Questions to Ask Before Buying
Before signing a quote, ask clear questions. Clear questions save money.
- What is included in the base license?
- Are users, channels, or pages part of the pricing?
- What modules are required for our use case?
- What support level is included?
- Are upgrades included?
- What implementation services are needed?
- Are telephony or cloud fax transport fees included?

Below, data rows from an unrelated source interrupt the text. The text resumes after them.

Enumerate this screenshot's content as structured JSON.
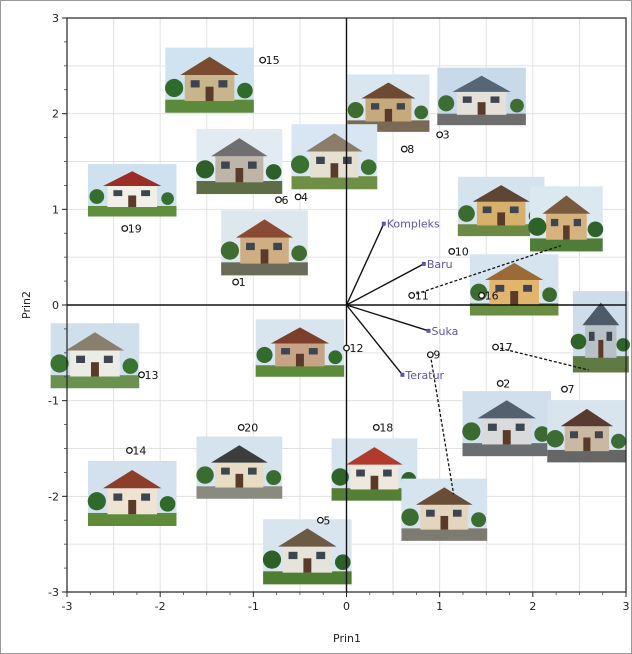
{
  "chart_data": {
    "type": "scatter",
    "xlabel": "Prin1",
    "ylabel": "Prin2",
    "xlim": [
      -3,
      3
    ],
    "ylim": [
      -3,
      3
    ],
    "grid": true,
    "xticks": [
      "-3",
      "-2",
      "-1",
      "0",
      "1",
      "2",
      "3"
    ],
    "yticks": [
      "-3",
      "-2",
      "-1",
      "0",
      "1",
      "2",
      "3"
    ],
    "points": [
      {
        "label": "1",
        "x": -1.19,
        "y": 0.24
      },
      {
        "label": "2",
        "x": 1.65,
        "y": -0.82
      },
      {
        "label": "3",
        "x": 1.0,
        "y": 1.78
      },
      {
        "label": "4",
        "x": -0.52,
        "y": 1.13
      },
      {
        "label": "5",
        "x": -0.28,
        "y": -2.25
      },
      {
        "label": "6",
        "x": -0.73,
        "y": 1.1
      },
      {
        "label": "7",
        "x": 2.34,
        "y": -0.88
      },
      {
        "label": "8",
        "x": 0.62,
        "y": 1.63
      },
      {
        "label": "9",
        "x": 0.9,
        "y": -0.52
      },
      {
        "label": "10",
        "x": 1.13,
        "y": 0.56
      },
      {
        "label": "11",
        "x": 0.7,
        "y": 0.1
      },
      {
        "label": "12",
        "x": 0.0,
        "y": -0.45
      },
      {
        "label": "13",
        "x": -2.2,
        "y": -0.73
      },
      {
        "label": "14",
        "x": -2.33,
        "y": -1.52
      },
      {
        "label": "15",
        "x": -0.9,
        "y": 2.56
      },
      {
        "label": "16",
        "x": 1.45,
        "y": 0.1
      },
      {
        "label": "17",
        "x": 1.6,
        "y": -0.44
      },
      {
        "label": "18",
        "x": 0.32,
        "y": -1.28
      },
      {
        "label": "19",
        "x": -2.38,
        "y": 0.8
      },
      {
        "label": "20",
        "x": -1.13,
        "y": -1.28
      }
    ],
    "vectors": [
      {
        "label": "Kompleks",
        "x": 0.4,
        "y": 0.85
      },
      {
        "label": "Baru",
        "x": 0.83,
        "y": 0.43
      },
      {
        "label": "Suka",
        "x": 0.88,
        "y": -0.27
      },
      {
        "label": "Teratur",
        "x": 0.6,
        "y": -0.73
      }
    ],
    "leaders": [
      {
        "from": [
          0.7,
          0.1
        ],
        "to": [
          2.3,
          0.62
        ]
      },
      {
        "from": [
          1.6,
          -0.44
        ],
        "to": [
          2.6,
          -0.68
        ]
      },
      {
        "from": [
          0.9,
          -0.52
        ],
        "to": [
          1.15,
          -1.98
        ]
      }
    ],
    "photos": [
      {
        "cx": -1.47,
        "cy": 2.35,
        "w": 0.95,
        "h": 0.68,
        "roof": "#7a4b2e",
        "wall": "#c9b58c",
        "sky": "#cfe3f1",
        "ground": "#5b8a3a",
        "tree": "#2f6b2a"
      },
      {
        "cx": 0.45,
        "cy": 2.11,
        "w": 0.88,
        "h": 0.6,
        "roof": "#6d4a33",
        "wall": "#c7aa7c",
        "sky": "#d9e6ef",
        "ground": "#7a6a55",
        "tree": "#3d6d2e"
      },
      {
        "cx": 1.45,
        "cy": 2.18,
        "w": 0.95,
        "h": 0.6,
        "roof": "#556677",
        "wall": "#e5e1da",
        "sky": "#c8d9ea",
        "ground": "#6e6e6e",
        "tree": "#3b6d34"
      },
      {
        "cx": -1.15,
        "cy": 1.5,
        "w": 0.92,
        "h": 0.68,
        "roof": "#6f6f6f",
        "wall": "#bdb6a8",
        "sky": "#e2ebf2",
        "ground": "#5d6d45",
        "tree": "#2e5e29"
      },
      {
        "cx": -0.13,
        "cy": 1.55,
        "w": 0.92,
        "h": 0.68,
        "roof": "#8c7d6a",
        "wall": "#e6e0d2",
        "sky": "#d7e6f2",
        "ground": "#6f8f47",
        "tree": "#3a7030"
      },
      {
        "cx": -2.3,
        "cy": 1.2,
        "w": 0.95,
        "h": 0.55,
        "roof": "#9a2d25",
        "wall": "#f2efe8",
        "sky": "#cfe0ef",
        "ground": "#5f8e3c",
        "tree": "#356e2f"
      },
      {
        "cx": 1.66,
        "cy": 1.03,
        "w": 0.93,
        "h": 0.62,
        "roof": "#5e4634",
        "wall": "#d7b06b",
        "sky": "#d5e3ee",
        "ground": "#6c8a44",
        "tree": "#3c6b2f"
      },
      {
        "cx": 2.36,
        "cy": 0.9,
        "w": 0.78,
        "h": 0.68,
        "roof": "#7a5a3e",
        "wall": "#d5b27e",
        "sky": "#dbe8f0",
        "ground": "#4f7d39",
        "tree": "#2f622b"
      },
      {
        "cx": -0.88,
        "cy": 0.65,
        "w": 0.93,
        "h": 0.68,
        "roof": "#8b4a34",
        "wall": "#cfae84",
        "sky": "#dde7ee",
        "ground": "#6b6b5a",
        "tree": "#3e6c31"
      },
      {
        "cx": 1.8,
        "cy": 0.21,
        "w": 0.95,
        "h": 0.64,
        "roof": "#9b6a36",
        "wall": "#e2b56f",
        "sky": "#d6e4ef",
        "ground": "#6a8d44",
        "tree": "#3b6c2f"
      },
      {
        "cx": 2.73,
        "cy": -0.28,
        "w": 0.6,
        "h": 0.85,
        "roof": "#4d5b68",
        "wall": "#b9c1c8",
        "sky": "#cedde9",
        "ground": "#5f7a45",
        "tree": "#2f632c"
      },
      {
        "cx": -0.5,
        "cy": -0.45,
        "w": 0.95,
        "h": 0.6,
        "roof": "#7b3f2c",
        "wall": "#c7a485",
        "sky": "#d9e5ee",
        "ground": "#5d8a3b",
        "tree": "#336b2d"
      },
      {
        "cx": -2.7,
        "cy": -0.53,
        "w": 0.95,
        "h": 0.68,
        "roof": "#8a7e6d",
        "wall": "#ecebe6",
        "sky": "#cfe0ec",
        "ground": "#6a9150",
        "tree": "#3a7332"
      },
      {
        "cx": 1.72,
        "cy": -1.24,
        "w": 0.95,
        "h": 0.68,
        "roof": "#54606d",
        "wall": "#d9dadc",
        "sky": "#d0dfeb",
        "ground": "#6b6e70",
        "tree": "#3a6a31"
      },
      {
        "cx": 2.58,
        "cy": -1.32,
        "w": 0.85,
        "h": 0.65,
        "roof": "#5a3a2e",
        "wall": "#c9b8a2",
        "sky": "#d8e5ef",
        "ground": "#666666",
        "tree": "#3c6c33"
      },
      {
        "cx": -1.15,
        "cy": -1.7,
        "w": 0.92,
        "h": 0.65,
        "roof": "#3d3d3d",
        "wall": "#e8dcc4",
        "sky": "#d4e3ee",
        "ground": "#8a8a7e",
        "tree": "#3a6b2f"
      },
      {
        "cx": 0.3,
        "cy": -1.72,
        "w": 0.92,
        "h": 0.65,
        "roof": "#b03a2c",
        "wall": "#efe8de",
        "sky": "#d5e4ef",
        "ground": "#557f35",
        "tree": "#2f6429"
      },
      {
        "cx": 1.05,
        "cy": -2.14,
        "w": 0.92,
        "h": 0.65,
        "roof": "#6a4d37",
        "wall": "#e3d5bf",
        "sky": "#d6e4ef",
        "ground": "#7d7a6f",
        "tree": "#3b6c30"
      },
      {
        "cx": -2.3,
        "cy": -1.97,
        "w": 0.95,
        "h": 0.68,
        "roof": "#8c3e2b",
        "wall": "#efe4d4",
        "sky": "#d2e1ed",
        "ground": "#5e8a3a",
        "tree": "#2f6a2a"
      },
      {
        "cx": -0.42,
        "cy": -2.58,
        "w": 0.95,
        "h": 0.68,
        "roof": "#6c5a45",
        "wall": "#e6e3da",
        "sky": "#d8e5ee",
        "ground": "#4e7d34",
        "tree": "#2d5f28"
      }
    ]
  }
}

- What happens if our volume grows?
- Can we scale down if usage drops?
- What is the estimated three-year cost?
If the answer is fuzzy, ask again. You are not being difficult. You are being responsible.
Final Thoughts
RightFax cost depends on many moving parts. That may sound tricky. But once you break it down, it becomes much easier.
The big cost drivers are licenses, channels, deployment, modules, support, and services. On-premise gives control. Cloud gives flexibility. Managed services give relief. Hybrid gives a mix.
The best choice is not always the cheapest one. It is the one that supports your workflow, security needs, compliance rules, and future growth.
So count your users. Check your fax volume. Pick your deployment model. Ask good questions. Then build a RightFax setup that fits like a comfy shoe.
Fax may be old-school. But with the right setup, it does not have to feel old.